OpenClaw is a Node.js server. It runs on any Linux or macOS host with Node 20+, at least 1 GB RAM, and 10 GB disk. Common 2026 setups: a Raspberry Pi 5 at home (8 GB, plenty of headroom), a Mac mini, a NAS running sshd, a small VPS. The host needs to stay on — that is the only real constraint.

How do I install OpenClaw without sudo?

Use nvm (Node Version Manager) installed in your user's home directory, then npm install -g openclaw with that nvm Node active. Onepilot does this automatically. The full install lives under ~/.nvm and ~/.openclaw — uninstall is rm -rf on those two directories. No system files are touched.

Can I run multiple OpenClaw gateways on one host?

Yes. Each gateway needs its own working directory and its own port. A common 2026 pattern is one gateway per identity — one for personal, one for work — each with its own Telegram bot and skill set. Onepilot supports multiple gateways on the same host through the deploy wizard; pick a different working directory and port at deploy time.
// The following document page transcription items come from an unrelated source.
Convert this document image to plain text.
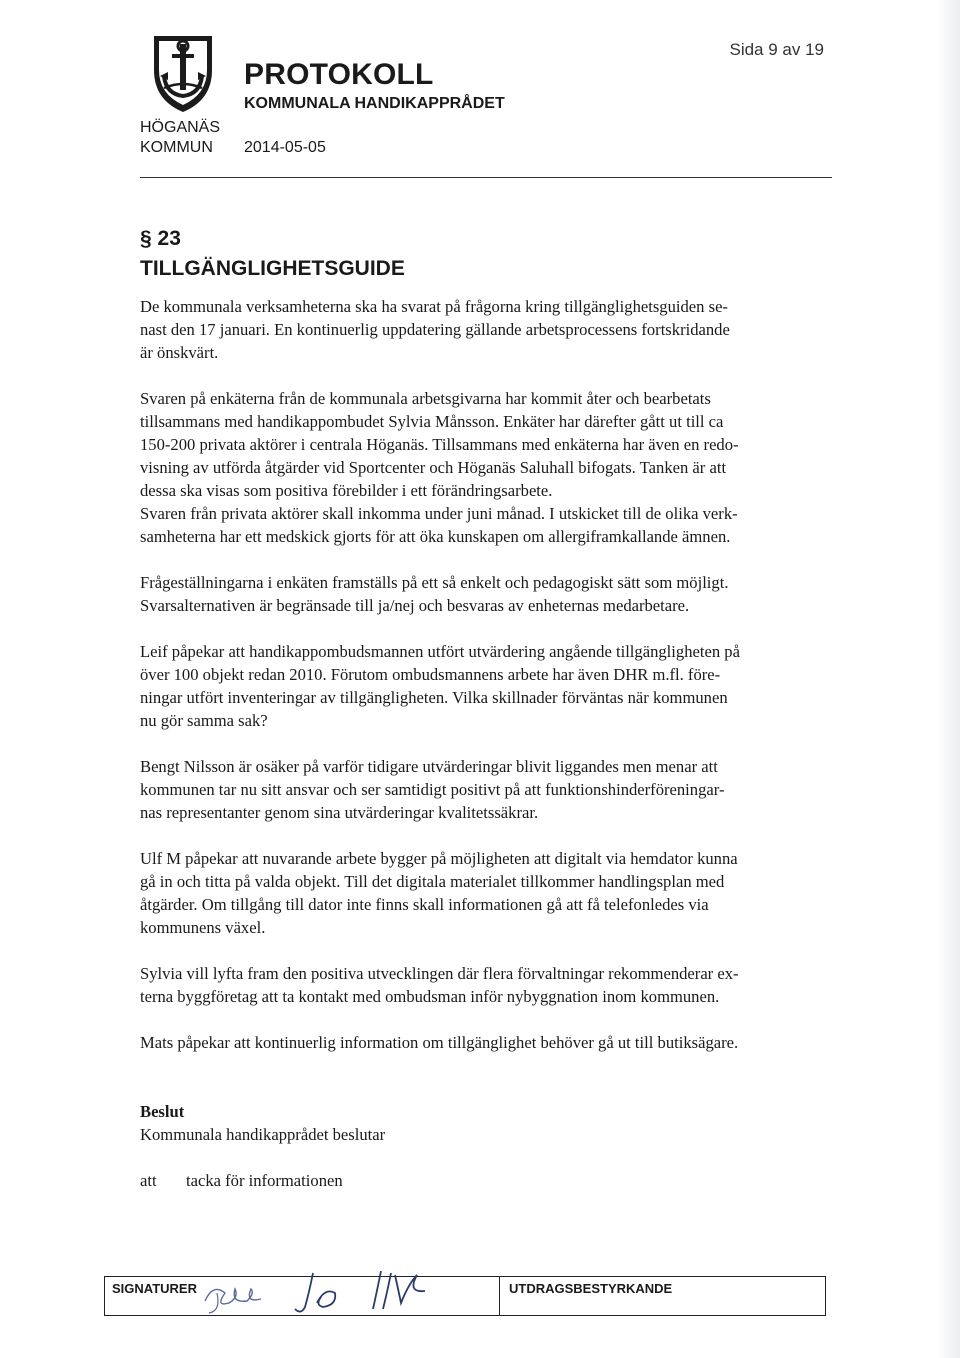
HÖGANÄS
KOMMUN
PROTOKOLL
KOMMUNALA HANDIKAPPRÅDET
2014-05-05
Sida 9 av 19
§ 23
TILLGÄNGLIGHETSGUIDE

De kommunala verksamheterna ska ha svarat på frågorna kring tillgänglighetsguiden se-
nast den 17 januari. En kontinuerlig uppdatering gällande arbetsprocessens fortskridande
är önskvärt.

Svaren på enkäterna från de kommunala arbetsgivarna har kommit åter och bearbetats
tillsammans med handikappombudet Sylvia Månsson. Enkäter har därefter gått ut till ca
150-200 privata aktörer i centrala Höganäs. Tillsammans med enkäterna har även en redo-
visning av utförda åtgärder vid Sportcenter och Höganäs Saluhall bifogats. Tanken är att
dessa ska visas som positiva förebilder i ett förändringsarbete.
Svaren från privata aktörer skall inkomma under juni månad. I utskicket till de olika verk-
samheterna har ett medskick gjorts för att öka kunskapen om allergiframkallande ämnen.

Frågeställningarna i enkäten framställs på ett så enkelt och pedagogiskt sätt som möjligt.
Svarsalternativen är begränsade till ja/nej och besvaras av enheternas medarbetare.

Leif påpekar att handikappombudsmannen utfört utvärdering angående tillgängligheten på
över 100 objekt redan 2010. Förutom ombudsmannens arbete har även DHR m.fl. före-
ningar utfört inventeringar av tillgängligheten. Vilka skillnader förväntas när kommunen
nu gör samma sak?

Bengt Nilsson är osäker på varför tidigare utvärderingar blivit liggandes men menar att
kommunen tar nu sitt ansvar och ser samtidigt positivt på att funktionshinderföreningar-
nas representanter genom sina utvärderingar kvalitetssäkrar.

Ulf M påpekar att nuvarande arbete bygger på möjligheten att digitalt via hemdator kunna
gå in och titta på valda objekt. Till det digitala materialet tillkommer handlingsplan med
åtgärder. Om tillgång till dator inte finns skall informationen gå att få telefonledes via
kommunens växel.

Sylvia vill lyfta fram den positiva utvecklingen där flera förvaltningar rekommenderar ex-
terna byggföretag att ta kontakt med ombudsman inför nybyggnation inom kommunen.

Mats påpekar att kontinuerlig information om tillgänglighet behöver gå ut till butiksägare.

Beslut
Kommunala handikapprådet beslutar

att tacka för informationen

SIGNATURER	UTDRAGSBESTYRKANDE
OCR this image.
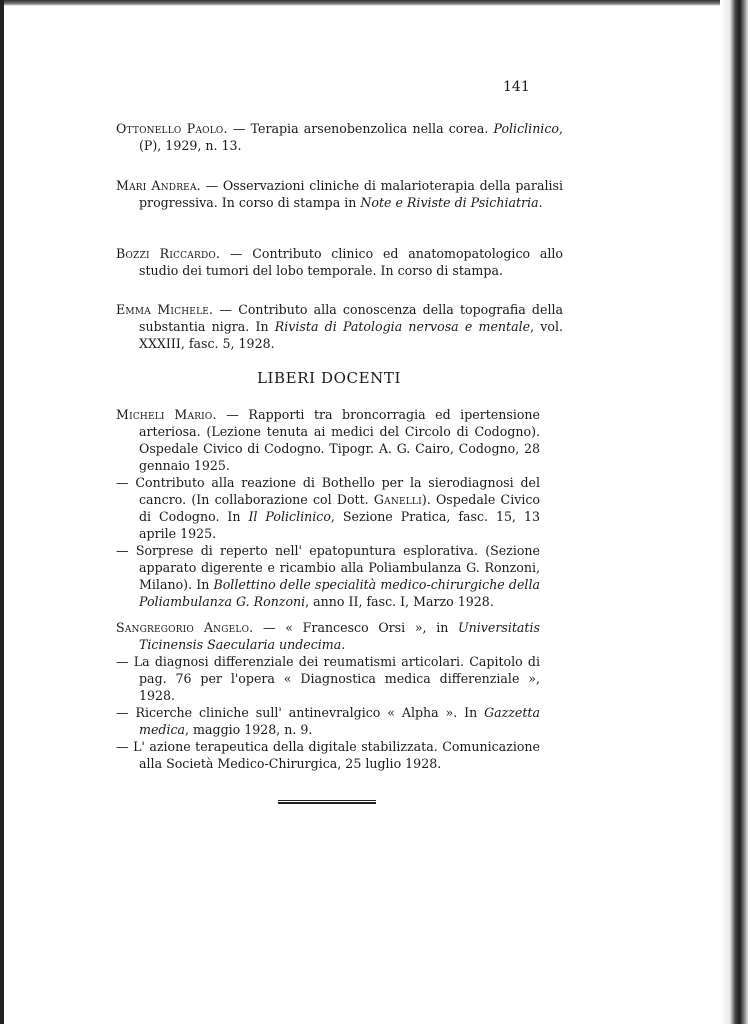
141

Ottonello Paolo. — Terapia arsenobenzolica nella corea. Policlinico, (P), 1929, n. 13.

Mari Andrea. — Osservazioni cliniche di malarioterapia della paralisi progressiva. In corso di stampa in Note e Riviste di Psichiatria.

Bozzi Riccardo. — Contributo clinico ed anatomopatologico allo studio dei tumori del lobo temporale. In corso di stampa.

Emma Michele. — Contributo alla conoscenza della topografia della substantia nigra. In Rivista di Patologia nervosa e mentale, vol. XXXIII, fasc. 5, 1928.

LIBERI DOCENTI

Micheli Mario. — Rapporti tra broncorragia ed ipertensione arteriosa. (Lezione tenuta ai medici del Circolo di Codogno). Ospedale Civico di Codogno. Tipogr. A. G. Cairo, Codogno, 28 gennaio 1925.

— Contributo alla reazione di Bothello per la sierodiagnosi del cancro. (In collaborazione col Dott. Ganelli). Ospedale Civico di Codogno. In Il Policlinico, Sezione Pratica, fasc. 15, 13 aprile 1925.

— Sorprese di reperto nell' epatopuntura esplorativa. (Sezione apparato digerente e ricambio alla Poliambulanza G. Ronzoni, Milano). In Bollettino delle specialità medico-chirurgiche della Poliambulanza G. Ronzoni, anno II, fasc. I, Marzo 1928.

Sangregorio Angelo. — « Francesco Orsi », in Universitatis Ticinensis Saecularia undecima.

— La diagnosi differenziale dei reumatismi articolari. Capitolo di pag. 76 per l'opera « Diagnostica medica differenziale », 1928.

— Ricerche cliniche sull' antinevralgico « Alpha ». In Gazzetta medica, maggio 1928, n. 9.

— L' azione terapeutica della digitale stabilizzata. Comunicazione alla Società Medico-Chirurgica, 25 luglio 1928.
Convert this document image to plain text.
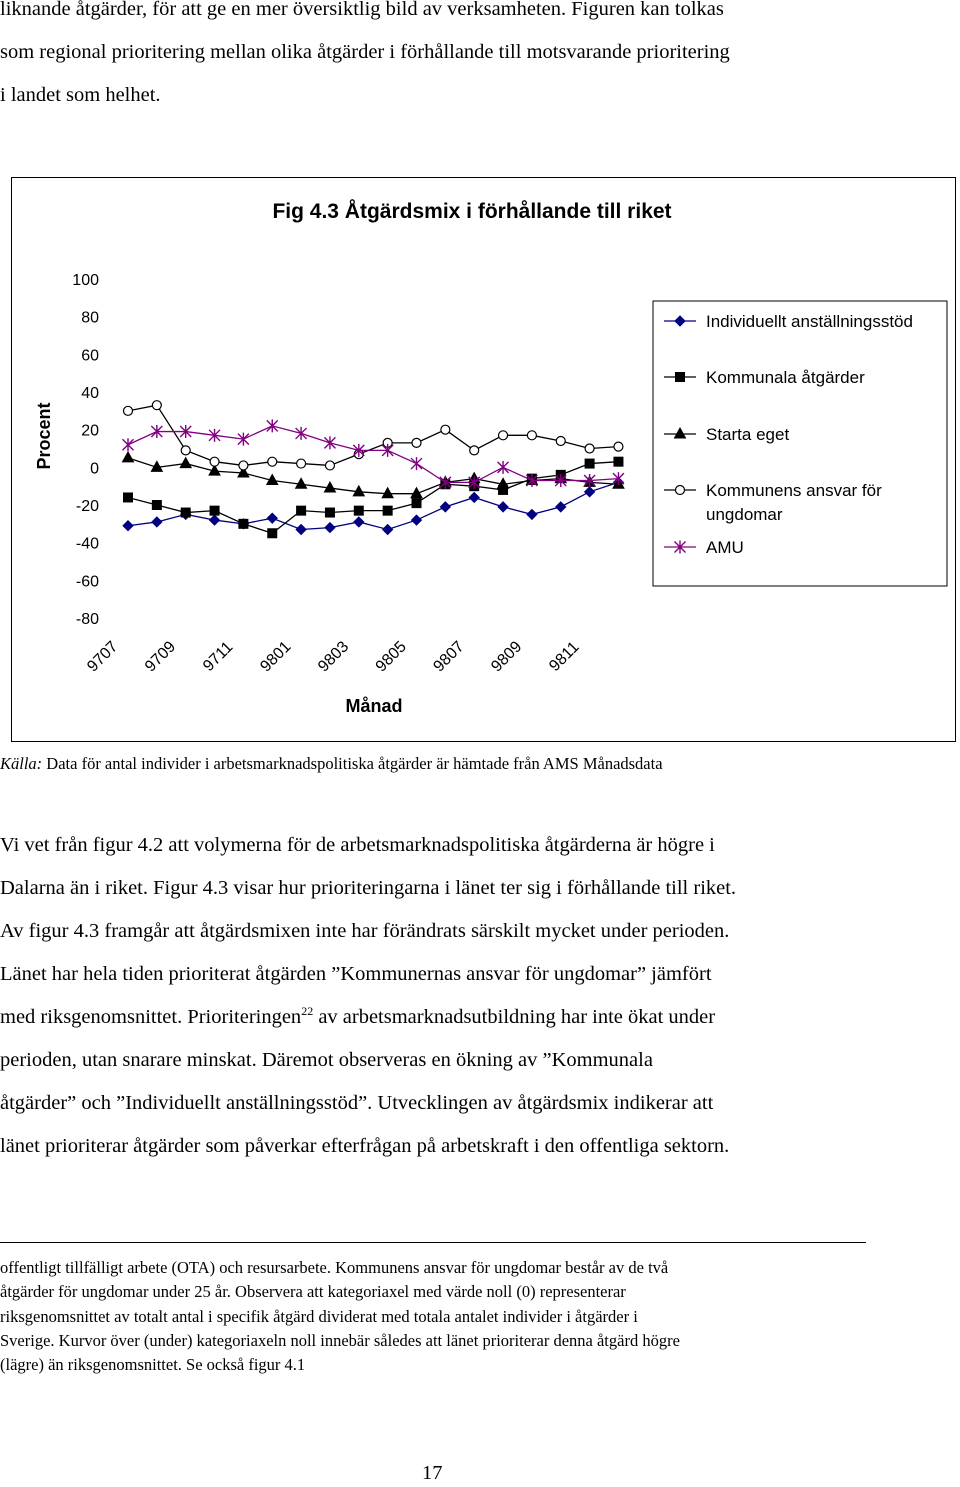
liknande åtgärder, för att ge en mer översiktlig bild av verksamheten. Figuren kan tolkas
som regional prioritering mellan olika åtgärder i förhållande till motsvarande prioritering
i landet som helhet.
Fig 4.3 Åtgärdsmix i förhållande till riket
100
80
60
40
20
0
-20
-40
-60
-80
9707 9709 9711 9801 9803 9805 9807 9809 9811
Procent
Månad
Individuellt anställningsstöd
Kommunala åtgärder
Starta eget
Kommunens ansvar för ungdomar
AMU
Källa: Data för antal individer i arbetsmarknadspolitiska åtgärder är hämtade från AMS Månadsdata
Vi vet från figur 4.2 att volymerna för de arbetsmarknadspolitiska åtgärderna är högre i
Dalarna än i riket. Figur 4.3 visar hur prioriteringarna i länet ter sig i förhållande till riket.
Av figur 4.3 framgår att åtgärdsmixen inte har förändrats särskilt mycket under perioden.
Länet har hela tiden prioriterat åtgärden ”Kommunernas ansvar för ungdomar” jämfört
med riksgenomsnittet. Prioriteringen$^{22}$ av arbetsmarknadsutbildning har inte ökat under
perioden, utan snarare minskat. Däremot observeras en ökning av ”Kommunala
åtgärder” och ”Individuellt anställningsstöd”. Utvecklingen av åtgärdsmix indikerar att
länet prioriterar åtgärder som påverkar efterfrågan på arbetskraft i den offentliga sektorn.
offentligt tillfälligt arbete (OTA) och resursarbete. Kommunens ansvar för ungdomar består av de två
åtgärder för ungdomar under 25 år. Observera att kategoriaxel med värde noll (0) representerar
riksgenomsnittet av totalt antal i specifik åtgärd dividerat med totala antalet individer i åtgärder i
Sverige. Kurvor över (under) kategoriaxeln noll innebär således att länet prioriterar denna åtgärd högre
(lägre) än riksgenomsnittet. Se också figur 4.1
17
How do I reset OpenClaw if it gets stuck?

Stop the process (systemctl --user stop openclaw on Linux, launchctl unload on macOS), then either restart it cleanly with the inverse command, or wipe and redeploy. A full wipe is rm -rf ~/.nvm ~/.openclaw followed by re-running the Onepilot wizard. Skill files and channel configs in ~/.openclaw are erased; agent memory is gone. The Telegram bot token survives because it lives with BotFather, not on your host.